There are days and there are days. On some days the gold bugs index (^HUI) just can’t catch a break, and the mining ETFs (NYSEARCA:GDX) look for every excuse to break down. We’ve seen that twice this week.
But on other days, the miners act like a spring being pushed back, looking for any excuse to jump and resisting down ticks in gold. Yesterday was that kind of day. This kind of double-edged mood swing behavior almost makes it seem as if these stocks have a consciousness all their own. You never know what kind of mood they’ll be in on any given day.
And despite the mood swings, gold stocks are still handily outperforming gold itself (NYSEARCA:GLD) nearly 7:1. Let’s put that number in perspective. The rally in gold stocks from 2008 to 2011 was the largest and most aggressive since 1978-1980. Still, gold equities only outpaced gold 1.7:1. The night is young as they say and the rally is only a month old, but so far it still looks like a solid beginning.
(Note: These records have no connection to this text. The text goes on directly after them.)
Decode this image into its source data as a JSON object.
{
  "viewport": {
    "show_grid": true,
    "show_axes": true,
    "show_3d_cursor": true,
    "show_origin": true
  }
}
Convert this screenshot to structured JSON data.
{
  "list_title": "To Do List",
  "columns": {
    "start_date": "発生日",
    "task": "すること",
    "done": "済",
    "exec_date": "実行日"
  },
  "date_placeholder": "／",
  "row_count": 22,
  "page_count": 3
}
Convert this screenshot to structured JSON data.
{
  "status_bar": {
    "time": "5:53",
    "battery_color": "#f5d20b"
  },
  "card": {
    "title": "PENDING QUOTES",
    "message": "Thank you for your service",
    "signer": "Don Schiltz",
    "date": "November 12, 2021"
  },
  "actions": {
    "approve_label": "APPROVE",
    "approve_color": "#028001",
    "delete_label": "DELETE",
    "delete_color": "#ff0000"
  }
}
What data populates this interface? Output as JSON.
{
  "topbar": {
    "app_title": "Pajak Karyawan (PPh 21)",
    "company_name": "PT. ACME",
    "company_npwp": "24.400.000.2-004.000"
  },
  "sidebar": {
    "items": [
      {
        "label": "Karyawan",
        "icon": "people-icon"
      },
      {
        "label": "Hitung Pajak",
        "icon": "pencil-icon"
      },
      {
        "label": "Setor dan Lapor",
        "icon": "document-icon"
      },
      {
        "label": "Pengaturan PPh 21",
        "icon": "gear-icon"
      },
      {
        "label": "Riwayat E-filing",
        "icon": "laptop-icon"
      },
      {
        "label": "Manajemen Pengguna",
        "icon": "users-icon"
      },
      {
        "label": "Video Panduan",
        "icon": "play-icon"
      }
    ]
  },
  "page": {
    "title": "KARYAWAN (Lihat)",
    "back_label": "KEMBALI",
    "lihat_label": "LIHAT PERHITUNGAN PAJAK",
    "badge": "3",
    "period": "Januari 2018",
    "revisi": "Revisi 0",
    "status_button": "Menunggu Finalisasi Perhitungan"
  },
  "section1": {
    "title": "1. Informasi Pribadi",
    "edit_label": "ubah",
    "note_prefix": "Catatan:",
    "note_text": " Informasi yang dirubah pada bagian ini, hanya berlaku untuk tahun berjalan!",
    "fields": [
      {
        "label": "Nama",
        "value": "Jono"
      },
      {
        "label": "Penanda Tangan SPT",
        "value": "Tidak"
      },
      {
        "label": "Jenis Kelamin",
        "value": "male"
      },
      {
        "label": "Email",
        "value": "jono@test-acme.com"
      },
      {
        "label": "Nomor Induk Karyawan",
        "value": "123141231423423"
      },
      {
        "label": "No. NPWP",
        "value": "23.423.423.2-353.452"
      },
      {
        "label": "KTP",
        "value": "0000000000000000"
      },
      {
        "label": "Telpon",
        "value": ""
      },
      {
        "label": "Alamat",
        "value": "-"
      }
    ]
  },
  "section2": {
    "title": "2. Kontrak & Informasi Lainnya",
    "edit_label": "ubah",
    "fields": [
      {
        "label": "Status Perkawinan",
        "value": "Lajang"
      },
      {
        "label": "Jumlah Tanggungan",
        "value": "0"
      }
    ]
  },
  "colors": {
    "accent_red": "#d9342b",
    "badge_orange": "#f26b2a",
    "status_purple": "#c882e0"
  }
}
It was the action in oil stocks yesterday that make another leg up in the next week or two more likely, for both oil and gold. Oil (NYSEARCA:USO) was up only 0.5% on the day, and yet Exxon Mobil (NYSE:XOM) was up 3.3%. Chevron Corporation (NYSE:CVX), typically a more leveraged play than Exxon, was up 2.5%. For the first time since bottoming on August 24th, oil stocks are outpacing oil, another sign that gold and oil may have bottomed together.
The next leg up may already be starting as spot gold is up $8 this morning on the Comex. Unless we see one of those typical and suspicious multi-thousand futures contract dumps in the premarket, gold stocks should be up strongly at the open.
The strongest sign today that the new baby bull is intact though, is that despite an enormous day for the US dollar which rocketed up 1.5% (NYSEARCA:UUP), gold and oil stood firm. Normally, in a bear market, the bears would take that opportunity to sell hard into the dollar breakout. Yesterday, there was no sign of that at all.
Prepare for the next leg up.
Disclosure: The author was long gold and XOM at time of writing.